Governor Brown chose not to emulate the Obama White House YouTube style that emanates cool and reserve. In these videos the U.S. president never appears behind a desk, and the luxurious domestic spaces of the White House are often noticeable in the background. Naturally, the famously frugal Brown could never highlight the opulence of the governor's mansion, and his desire to seem like a decisive chief executive probably makes the desk a necessary prop. Brown's handlers also decided to forgo achieving the intimacy of a close-up with an actual cut, a signature feature of Obama addresses; instead the governor seems to favor a continuous zoom that seems to emphasize Brown's relentless intensiveness and his unblinking engagement with the viewer.
At least Brown avoided the theatrics of his predecessor, now disgraced former governor Arnold Schwarzenegger, who actually brandished a knife in his budget-cutting online speech and appeared flanked by kitschy elephants to signify his loyalty to the machismo of the Republican party. In speaking to his Twitter followers and praising their input, Schwarzegger even used his dog as a prop once. It is worth noting that Schwarzenegger eventually approached the genre of the online address with more gravitas in imitation of the Obama style, as his farewell video indicates.
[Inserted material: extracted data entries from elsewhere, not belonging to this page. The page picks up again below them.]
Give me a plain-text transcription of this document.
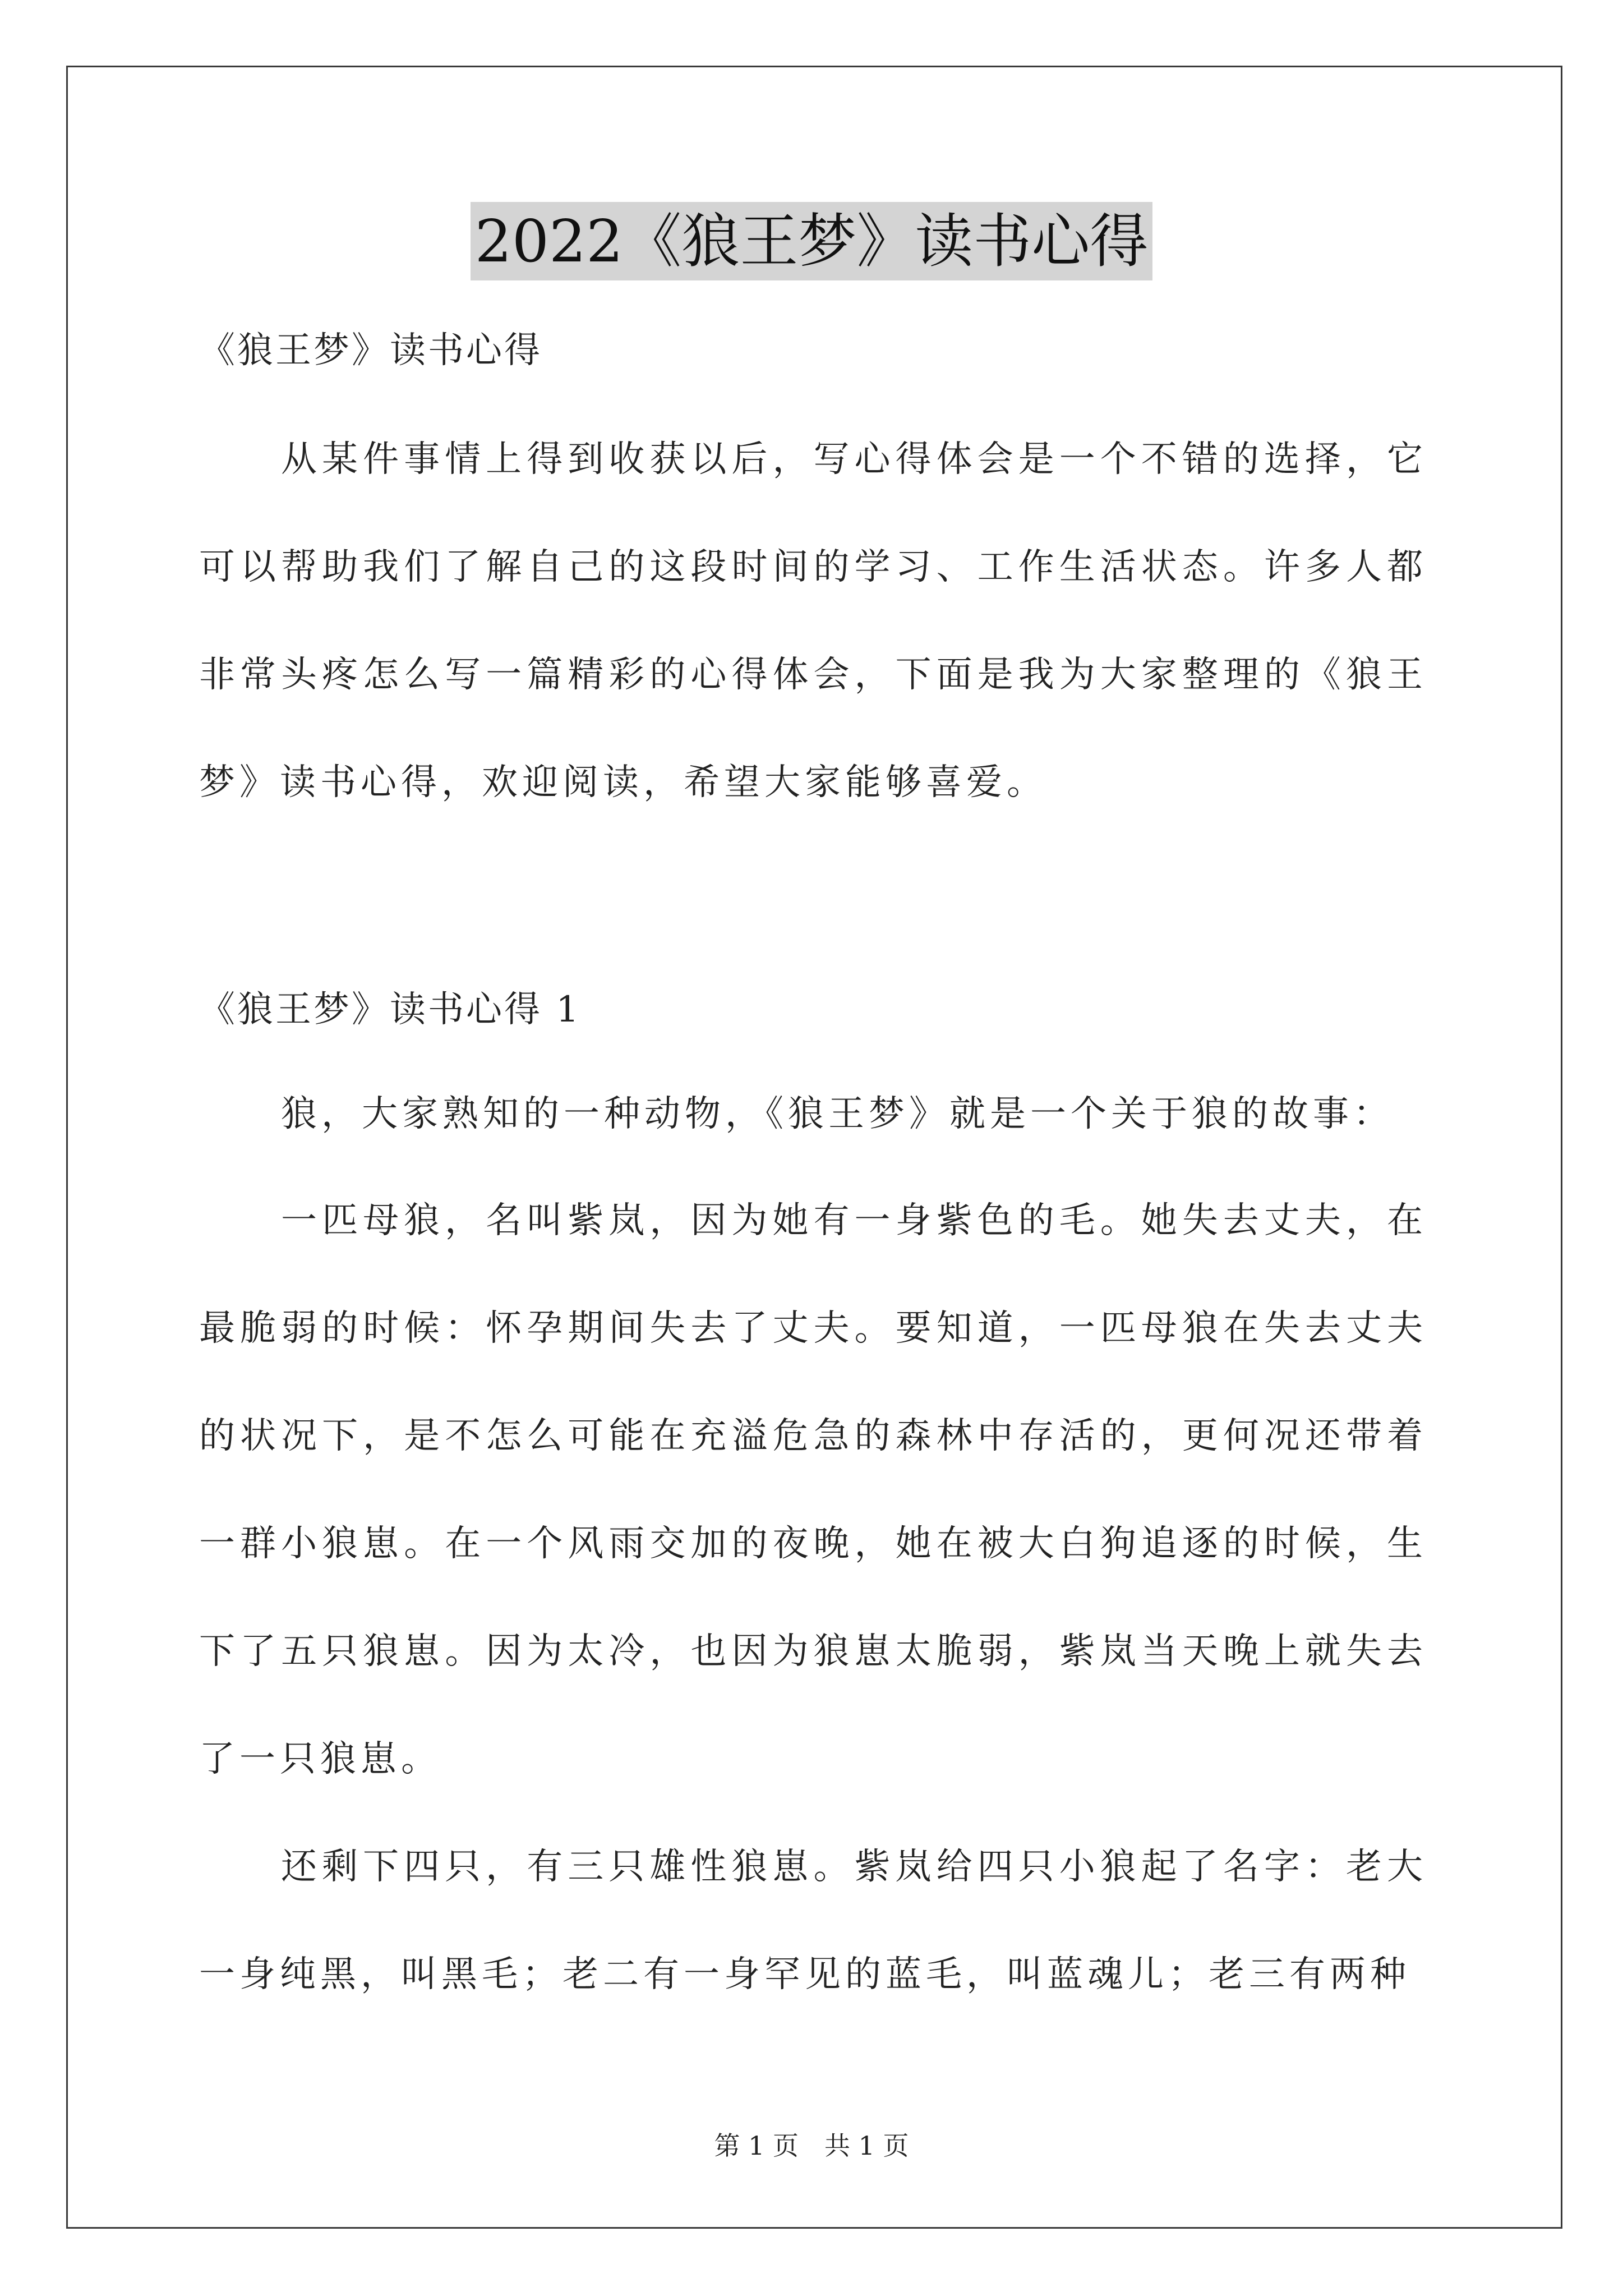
2022《狼王梦》读书心得

《狼王梦》读书心得

从某件事情上得到收获以后，写心得体会是一个不错的选择，它可以帮助我们了解自己的这段时间的学习、工作生活状态。许多人都非常头疼怎么写一篇精彩的心得体会，下面是我为大家整理的《狼王梦》读书心得，欢迎阅读，希望大家能够喜爱。

《狼王梦》读书心得 1

狼，大家熟知的一种动物，《狼王梦》就是一个关于狼的故事：

一匹母狼，名叫紫岚，因为她有一身紫色的毛。她失去丈夫，在最脆弱的时候：怀孕期间失去了丈夫。要知道，一匹母狼在失去丈夫的状况下，是不怎么可能在充溢危急的森林中存活的，更何况还带着一群小狼崽。在一个风雨交加的夜晚，她在被大白狗追逐的时候，生下了五只狼崽。因为太冷，也因为狼崽太脆弱，紫岚当天晚上就失去了一只狼崽。

还剩下四只，有三只雄性狼崽。紫岚给四只小狼起了名字：老大一身纯黑，叫黑毛；老二有一身罕见的蓝毛，叫蓝魂儿；老三有两种

第 1 页　共 1 页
Although Brown has only posted six YouTube videos, he does seem to be aware of how the platform functions rhetorically. He has refined his style on GovernorBrown's YouTube channel, since he posted his first Governor Brown Checks In With the People of California video in which Brown seems to be burning the midnight oil in a scene shot in the dead of night in which his cluttered desk establishes his interest in researching the state's budget problems, which seems to be contained in large white binders. (There is also a weird outlier in this group of addresses that opens with Brown's disembodied head on a TV screen.)
It's important to remember that Brown announced his candidacy in a YouTube video that thematized his straightforward unvarnished rhetorical style with a wall of unfinished brick in an office that even lacked bookshelves.